On the other side, in his first post election speech, the leader of Fianna Fail (the Soldiers of Destiny – but whose destiny, I wonder) clicked the confessional button. Like his predecessor Bertie Ahern who apologized for the state’s role in the abuse of thousands of children at the hand of unscrupulous religious – as if his apology could erase the pain – Micheal Martin acknowledged that ‘mistakes’ were made, but insisted that his main objective is to ‘rebuild the party’ – as if anyone cares whether the party was built, rebuilt or otherwise.
Rhetoric  aside, I felt a chill listening to these two smug individuals who said not a word about growing poverty since Ireland was ‘bailed out’ leaving people smarting with higher taxes, lower welfare allowances and increasing policing of every aspect of their lives. Neither they nor the other leaders, with the exception of Joe Higgins of the Socialist Party, said anything about poverty, inequality, and the fear and rage felt by so many, and as they spoke I smelt stale beer and stale urine, and the black stench of fear.
A fear which I am sure is shared by some 6,000 asylum seekers still abandoned in direct provision hostels, waiting for their deportation letters while attempting to make a life for themselves and their children. And by thousands of undocumented migrants, often finding themselves without work due to the economic decline, yet unable to return home to worse conditions. And by Roma people – EU citizens, yet unwanted here or elsewhere. And I was thinking about Europe’s panic about refugees from the recent Middle Eastern and North African insurrections potentially knocking at Europe’s door to be met with plans for standardised EU immigration policies, the short version of which is ‘don’t let them in, or get them out’.

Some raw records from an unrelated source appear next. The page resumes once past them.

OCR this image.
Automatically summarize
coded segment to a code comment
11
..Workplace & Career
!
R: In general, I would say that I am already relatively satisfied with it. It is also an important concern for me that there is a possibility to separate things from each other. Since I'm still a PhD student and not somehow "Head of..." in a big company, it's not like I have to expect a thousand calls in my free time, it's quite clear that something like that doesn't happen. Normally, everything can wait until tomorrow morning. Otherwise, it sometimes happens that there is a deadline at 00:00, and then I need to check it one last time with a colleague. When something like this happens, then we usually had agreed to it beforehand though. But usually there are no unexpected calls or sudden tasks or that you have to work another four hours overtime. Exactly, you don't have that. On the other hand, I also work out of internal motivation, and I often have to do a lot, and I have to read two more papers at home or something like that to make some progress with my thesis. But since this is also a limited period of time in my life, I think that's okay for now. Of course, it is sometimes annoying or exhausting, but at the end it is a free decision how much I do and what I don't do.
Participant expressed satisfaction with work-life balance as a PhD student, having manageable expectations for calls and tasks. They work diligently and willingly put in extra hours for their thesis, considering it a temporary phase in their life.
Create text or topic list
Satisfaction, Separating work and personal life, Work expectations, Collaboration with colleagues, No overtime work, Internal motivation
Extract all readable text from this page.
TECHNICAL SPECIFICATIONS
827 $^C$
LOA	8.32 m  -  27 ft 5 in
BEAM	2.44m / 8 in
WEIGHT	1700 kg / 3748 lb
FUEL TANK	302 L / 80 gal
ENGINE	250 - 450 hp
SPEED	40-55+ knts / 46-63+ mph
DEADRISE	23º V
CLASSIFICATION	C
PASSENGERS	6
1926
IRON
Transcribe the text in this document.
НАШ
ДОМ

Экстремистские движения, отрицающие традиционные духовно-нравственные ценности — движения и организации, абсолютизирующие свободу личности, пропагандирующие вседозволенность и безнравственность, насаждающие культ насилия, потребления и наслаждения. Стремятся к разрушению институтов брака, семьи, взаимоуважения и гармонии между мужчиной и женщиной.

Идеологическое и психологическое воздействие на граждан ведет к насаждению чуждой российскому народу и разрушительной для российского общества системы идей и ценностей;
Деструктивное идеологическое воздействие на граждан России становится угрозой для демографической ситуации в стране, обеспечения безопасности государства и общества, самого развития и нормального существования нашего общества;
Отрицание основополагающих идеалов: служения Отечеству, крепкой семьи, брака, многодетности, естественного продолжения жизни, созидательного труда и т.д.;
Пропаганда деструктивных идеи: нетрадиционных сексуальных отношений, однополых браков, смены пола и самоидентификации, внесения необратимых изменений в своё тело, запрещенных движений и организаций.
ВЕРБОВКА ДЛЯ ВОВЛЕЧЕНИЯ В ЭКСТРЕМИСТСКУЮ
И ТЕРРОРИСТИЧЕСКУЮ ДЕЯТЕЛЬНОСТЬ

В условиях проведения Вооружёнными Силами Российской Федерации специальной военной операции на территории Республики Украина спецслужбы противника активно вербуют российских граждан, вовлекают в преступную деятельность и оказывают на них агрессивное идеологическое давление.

And although two brave former migrants stood for elections, it was clear from the outset that their chances were minimal. Not only are the winners – Fine Gael, Labour  and Sinn Fein,  and the losers – Fianna Fail and the Green Party, so obsessed with ‘the nation’, ‘our nation’, but this election has made clear, once again, that all the discourses of inclusion, interculturalism and integration are dead and gone, if they were ever sincere. Yes, several Socialists and independents (not all of whose politics I share) have been elected and hopefully they will rattle the complacent cages of the Dail, but how much effect can they have in opposition without changing the whole system I am not sure at all.
A friend texted me to say she was having her first Black Bush in the Blue Shirts era. As I don’t do whiskey, I am drowning my rage in these words, wondering how far to the  right can we move before we fall off the cliff.